Mahir become a quiet boy and, when his mother asked him will it be good if she go in the school to speak with the professors, he begged her not to do that because “he would have more problems”.
As a mother, Alisa is trying to find answers but there is no relevant institution which in this moment is able to give them. Police announced that investigation is ongoing and that the perpetrators will be punished. It is just the usual sentence in all cases of crime but there is no answer on the important question: who will be punished?
According to law, children younger than 14 years are not legally responsible and cannot be prosecuted. In this case, probably, their parents will be put on trial, or the professors, or the school. There is no answer.

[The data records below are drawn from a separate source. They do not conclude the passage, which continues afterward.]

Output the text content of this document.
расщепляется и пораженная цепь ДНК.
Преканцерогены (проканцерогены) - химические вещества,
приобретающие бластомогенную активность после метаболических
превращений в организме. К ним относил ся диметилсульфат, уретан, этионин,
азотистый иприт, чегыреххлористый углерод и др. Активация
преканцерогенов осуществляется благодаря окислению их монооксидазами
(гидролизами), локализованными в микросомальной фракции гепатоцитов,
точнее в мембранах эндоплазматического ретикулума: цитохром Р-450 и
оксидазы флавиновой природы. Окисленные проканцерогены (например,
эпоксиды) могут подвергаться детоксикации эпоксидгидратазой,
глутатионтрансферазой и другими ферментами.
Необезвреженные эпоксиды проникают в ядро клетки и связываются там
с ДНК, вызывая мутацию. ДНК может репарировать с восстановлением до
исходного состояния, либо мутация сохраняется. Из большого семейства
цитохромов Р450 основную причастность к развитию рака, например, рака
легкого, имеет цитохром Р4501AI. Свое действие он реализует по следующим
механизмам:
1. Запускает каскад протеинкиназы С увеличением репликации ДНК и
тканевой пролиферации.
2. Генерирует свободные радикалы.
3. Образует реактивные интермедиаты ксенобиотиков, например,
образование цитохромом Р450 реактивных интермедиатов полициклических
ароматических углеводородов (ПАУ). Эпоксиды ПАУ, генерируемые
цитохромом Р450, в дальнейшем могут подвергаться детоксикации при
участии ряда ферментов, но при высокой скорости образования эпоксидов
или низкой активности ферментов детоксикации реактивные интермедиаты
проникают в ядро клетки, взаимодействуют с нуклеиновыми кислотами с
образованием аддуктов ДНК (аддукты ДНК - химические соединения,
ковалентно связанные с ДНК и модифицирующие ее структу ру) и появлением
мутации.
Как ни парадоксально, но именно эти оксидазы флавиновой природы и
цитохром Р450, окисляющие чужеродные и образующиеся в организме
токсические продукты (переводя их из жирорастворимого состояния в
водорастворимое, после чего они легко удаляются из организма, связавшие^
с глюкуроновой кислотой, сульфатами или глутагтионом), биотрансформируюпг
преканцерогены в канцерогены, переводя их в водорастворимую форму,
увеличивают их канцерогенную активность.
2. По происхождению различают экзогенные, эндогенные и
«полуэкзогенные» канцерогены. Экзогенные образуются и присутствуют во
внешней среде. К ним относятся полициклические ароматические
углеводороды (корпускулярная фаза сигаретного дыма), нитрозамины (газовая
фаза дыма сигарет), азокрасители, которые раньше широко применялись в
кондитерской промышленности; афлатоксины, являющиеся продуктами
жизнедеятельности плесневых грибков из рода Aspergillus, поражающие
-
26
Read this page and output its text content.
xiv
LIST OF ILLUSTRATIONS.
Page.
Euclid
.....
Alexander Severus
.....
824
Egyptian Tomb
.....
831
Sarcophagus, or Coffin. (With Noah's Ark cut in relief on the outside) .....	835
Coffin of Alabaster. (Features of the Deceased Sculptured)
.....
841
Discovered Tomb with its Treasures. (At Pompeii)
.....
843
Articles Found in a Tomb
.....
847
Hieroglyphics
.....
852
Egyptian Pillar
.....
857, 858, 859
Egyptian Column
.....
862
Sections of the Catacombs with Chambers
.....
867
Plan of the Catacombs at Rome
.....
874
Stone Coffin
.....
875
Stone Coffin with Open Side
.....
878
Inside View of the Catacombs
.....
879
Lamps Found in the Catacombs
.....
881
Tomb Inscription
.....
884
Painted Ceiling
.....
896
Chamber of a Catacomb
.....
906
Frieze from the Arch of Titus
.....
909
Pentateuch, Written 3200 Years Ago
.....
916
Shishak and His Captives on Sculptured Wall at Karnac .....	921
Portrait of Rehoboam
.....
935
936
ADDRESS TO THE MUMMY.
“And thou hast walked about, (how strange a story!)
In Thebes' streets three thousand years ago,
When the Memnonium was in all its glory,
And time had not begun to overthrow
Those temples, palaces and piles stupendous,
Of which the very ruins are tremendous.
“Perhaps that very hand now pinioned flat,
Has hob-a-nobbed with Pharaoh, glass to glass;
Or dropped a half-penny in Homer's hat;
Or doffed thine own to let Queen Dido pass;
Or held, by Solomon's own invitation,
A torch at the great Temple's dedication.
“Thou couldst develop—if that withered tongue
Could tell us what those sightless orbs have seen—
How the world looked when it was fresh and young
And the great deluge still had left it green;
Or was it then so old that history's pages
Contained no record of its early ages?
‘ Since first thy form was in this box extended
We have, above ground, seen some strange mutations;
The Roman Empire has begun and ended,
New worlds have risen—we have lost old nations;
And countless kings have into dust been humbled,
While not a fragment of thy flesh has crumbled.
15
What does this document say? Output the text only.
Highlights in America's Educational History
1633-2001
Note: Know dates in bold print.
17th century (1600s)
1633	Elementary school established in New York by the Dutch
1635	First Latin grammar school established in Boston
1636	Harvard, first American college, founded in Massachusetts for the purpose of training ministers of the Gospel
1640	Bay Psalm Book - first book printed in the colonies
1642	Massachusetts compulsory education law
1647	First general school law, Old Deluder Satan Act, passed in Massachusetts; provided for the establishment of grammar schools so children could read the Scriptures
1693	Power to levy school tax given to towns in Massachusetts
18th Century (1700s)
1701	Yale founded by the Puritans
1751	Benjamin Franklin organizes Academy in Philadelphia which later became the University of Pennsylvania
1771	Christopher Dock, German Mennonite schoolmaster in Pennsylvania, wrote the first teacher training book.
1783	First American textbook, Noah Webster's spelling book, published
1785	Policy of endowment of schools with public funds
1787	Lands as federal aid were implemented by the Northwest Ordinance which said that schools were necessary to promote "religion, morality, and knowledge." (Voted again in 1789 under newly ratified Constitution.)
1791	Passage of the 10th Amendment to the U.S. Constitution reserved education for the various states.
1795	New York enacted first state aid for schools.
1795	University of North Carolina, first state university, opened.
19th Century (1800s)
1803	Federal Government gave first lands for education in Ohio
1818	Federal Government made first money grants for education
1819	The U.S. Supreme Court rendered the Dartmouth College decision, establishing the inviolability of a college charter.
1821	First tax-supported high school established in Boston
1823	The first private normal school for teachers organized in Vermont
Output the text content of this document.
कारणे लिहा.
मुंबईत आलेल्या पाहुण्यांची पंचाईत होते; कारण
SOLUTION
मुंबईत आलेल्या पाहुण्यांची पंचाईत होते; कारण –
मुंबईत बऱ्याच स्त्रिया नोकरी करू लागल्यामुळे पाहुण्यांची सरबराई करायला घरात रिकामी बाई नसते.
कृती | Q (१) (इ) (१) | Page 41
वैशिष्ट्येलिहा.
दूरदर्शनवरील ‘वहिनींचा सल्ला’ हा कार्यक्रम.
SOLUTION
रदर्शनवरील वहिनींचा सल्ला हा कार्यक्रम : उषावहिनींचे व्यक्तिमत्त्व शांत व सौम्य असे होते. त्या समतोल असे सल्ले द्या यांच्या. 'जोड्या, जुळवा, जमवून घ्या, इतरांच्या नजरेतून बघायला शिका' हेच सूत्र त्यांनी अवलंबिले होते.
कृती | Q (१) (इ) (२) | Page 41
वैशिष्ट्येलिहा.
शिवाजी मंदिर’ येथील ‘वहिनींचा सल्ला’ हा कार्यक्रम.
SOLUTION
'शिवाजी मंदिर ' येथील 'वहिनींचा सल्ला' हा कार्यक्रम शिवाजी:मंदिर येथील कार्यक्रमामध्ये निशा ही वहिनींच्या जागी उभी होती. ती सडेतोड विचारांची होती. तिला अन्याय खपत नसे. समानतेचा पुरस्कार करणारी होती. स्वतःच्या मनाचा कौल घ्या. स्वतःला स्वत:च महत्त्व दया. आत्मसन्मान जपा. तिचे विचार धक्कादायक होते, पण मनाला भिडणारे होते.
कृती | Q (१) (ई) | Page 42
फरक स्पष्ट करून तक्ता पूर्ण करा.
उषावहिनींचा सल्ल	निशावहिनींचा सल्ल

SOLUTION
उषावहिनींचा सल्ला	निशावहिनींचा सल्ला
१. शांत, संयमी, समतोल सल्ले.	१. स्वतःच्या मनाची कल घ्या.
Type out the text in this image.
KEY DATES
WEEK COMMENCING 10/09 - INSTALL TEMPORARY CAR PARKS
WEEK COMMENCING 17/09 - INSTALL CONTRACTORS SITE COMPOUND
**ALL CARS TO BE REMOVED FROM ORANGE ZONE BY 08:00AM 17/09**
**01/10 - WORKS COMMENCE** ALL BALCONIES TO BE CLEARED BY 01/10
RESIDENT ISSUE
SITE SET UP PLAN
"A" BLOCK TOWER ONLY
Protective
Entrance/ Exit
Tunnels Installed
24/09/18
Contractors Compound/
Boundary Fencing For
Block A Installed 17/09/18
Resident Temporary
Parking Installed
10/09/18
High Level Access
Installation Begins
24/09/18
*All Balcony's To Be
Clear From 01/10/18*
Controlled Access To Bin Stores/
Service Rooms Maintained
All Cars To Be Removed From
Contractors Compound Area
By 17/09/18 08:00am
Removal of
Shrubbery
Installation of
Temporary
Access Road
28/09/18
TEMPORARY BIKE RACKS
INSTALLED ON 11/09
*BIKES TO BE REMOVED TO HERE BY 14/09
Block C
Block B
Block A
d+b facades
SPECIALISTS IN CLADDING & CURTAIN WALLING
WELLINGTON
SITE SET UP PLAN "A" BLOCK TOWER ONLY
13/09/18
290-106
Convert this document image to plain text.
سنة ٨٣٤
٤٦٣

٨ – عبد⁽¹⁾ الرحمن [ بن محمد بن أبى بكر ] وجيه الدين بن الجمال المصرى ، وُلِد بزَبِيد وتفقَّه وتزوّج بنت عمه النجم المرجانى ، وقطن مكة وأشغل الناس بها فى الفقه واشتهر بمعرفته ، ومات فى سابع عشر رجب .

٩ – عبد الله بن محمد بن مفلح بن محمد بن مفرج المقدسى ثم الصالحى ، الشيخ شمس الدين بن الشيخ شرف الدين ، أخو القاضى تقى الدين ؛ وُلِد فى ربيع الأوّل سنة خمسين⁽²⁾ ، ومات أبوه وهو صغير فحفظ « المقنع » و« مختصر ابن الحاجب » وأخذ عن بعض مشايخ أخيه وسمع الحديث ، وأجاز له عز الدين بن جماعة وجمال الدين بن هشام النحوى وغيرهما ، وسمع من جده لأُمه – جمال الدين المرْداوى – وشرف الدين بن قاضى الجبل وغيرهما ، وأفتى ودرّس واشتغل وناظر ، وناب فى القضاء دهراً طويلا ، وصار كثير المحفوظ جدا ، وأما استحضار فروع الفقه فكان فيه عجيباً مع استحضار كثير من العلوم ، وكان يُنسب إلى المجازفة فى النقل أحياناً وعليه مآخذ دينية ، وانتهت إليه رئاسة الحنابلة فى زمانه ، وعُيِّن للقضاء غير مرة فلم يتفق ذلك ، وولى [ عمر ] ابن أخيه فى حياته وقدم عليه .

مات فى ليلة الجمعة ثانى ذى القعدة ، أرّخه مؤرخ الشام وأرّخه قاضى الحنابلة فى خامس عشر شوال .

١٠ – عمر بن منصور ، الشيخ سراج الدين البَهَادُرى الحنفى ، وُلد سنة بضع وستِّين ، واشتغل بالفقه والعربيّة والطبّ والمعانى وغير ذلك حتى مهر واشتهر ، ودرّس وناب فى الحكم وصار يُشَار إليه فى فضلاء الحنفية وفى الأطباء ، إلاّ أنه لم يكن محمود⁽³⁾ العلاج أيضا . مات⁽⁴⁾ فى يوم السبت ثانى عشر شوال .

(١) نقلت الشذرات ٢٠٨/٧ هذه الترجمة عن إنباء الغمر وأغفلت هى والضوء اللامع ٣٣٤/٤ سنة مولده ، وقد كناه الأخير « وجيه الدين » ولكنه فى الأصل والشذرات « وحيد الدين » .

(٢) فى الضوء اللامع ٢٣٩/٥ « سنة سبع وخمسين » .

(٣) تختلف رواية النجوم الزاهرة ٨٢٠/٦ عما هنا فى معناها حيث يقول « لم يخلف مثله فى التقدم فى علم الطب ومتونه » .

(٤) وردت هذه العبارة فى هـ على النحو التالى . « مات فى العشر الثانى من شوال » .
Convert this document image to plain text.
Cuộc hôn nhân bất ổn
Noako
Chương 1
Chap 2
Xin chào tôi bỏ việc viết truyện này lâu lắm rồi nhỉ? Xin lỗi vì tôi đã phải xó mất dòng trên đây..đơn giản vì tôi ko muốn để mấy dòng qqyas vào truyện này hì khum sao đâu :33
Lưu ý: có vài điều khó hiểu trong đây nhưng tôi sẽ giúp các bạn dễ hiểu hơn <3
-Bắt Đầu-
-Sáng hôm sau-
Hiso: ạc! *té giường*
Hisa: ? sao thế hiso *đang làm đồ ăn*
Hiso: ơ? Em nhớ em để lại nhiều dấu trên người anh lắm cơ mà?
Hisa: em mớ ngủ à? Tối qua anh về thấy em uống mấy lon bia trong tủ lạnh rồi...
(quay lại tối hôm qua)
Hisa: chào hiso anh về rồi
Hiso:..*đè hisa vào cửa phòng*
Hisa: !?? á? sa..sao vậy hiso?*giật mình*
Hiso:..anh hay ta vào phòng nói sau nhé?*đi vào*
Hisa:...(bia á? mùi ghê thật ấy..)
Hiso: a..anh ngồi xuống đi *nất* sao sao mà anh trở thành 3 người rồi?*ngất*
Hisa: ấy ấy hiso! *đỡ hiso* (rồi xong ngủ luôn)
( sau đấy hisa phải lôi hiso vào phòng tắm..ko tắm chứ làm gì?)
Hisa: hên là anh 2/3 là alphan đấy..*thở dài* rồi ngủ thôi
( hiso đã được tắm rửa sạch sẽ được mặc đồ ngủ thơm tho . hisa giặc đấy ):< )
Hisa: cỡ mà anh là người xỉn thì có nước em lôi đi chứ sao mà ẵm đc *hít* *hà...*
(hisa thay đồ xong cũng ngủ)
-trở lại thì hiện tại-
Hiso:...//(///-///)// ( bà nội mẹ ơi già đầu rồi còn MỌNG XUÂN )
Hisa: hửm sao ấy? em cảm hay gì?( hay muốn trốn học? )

The school issued a statement saying that Mahir’s parents didn’t report that their son was subjected to such behaviour, that their professors are doing their best to prevent similar cases and that it is a rare case in this school. But, a few days later, ex pupil of this school said to the media that he was under similar attacks during his school time. Than another mother reported that her child is still under attacks. Similar cases are reported almost every day.
But, although the names of suspected perpetrators were not announced, social networks are full of lists with their names. Now they are under attacks, threats and similar situations like Mahir. This case, in fact, discovered something what it is vell known in BiH, but there is small number of those who will openly talk about it: the number of peer violence cases in BiH is increasing.
After Mahir committed suicide, many organisations pointed out that the changes in laws which regulate the issues of juvenile delinquency, must be changed. Several organisations think that it is necessary to change existing laws but some advocate the adoption of a new law with sharper sentences in order to prevent cases like this. The name of this law could be called symbolically “Mahir’s law”.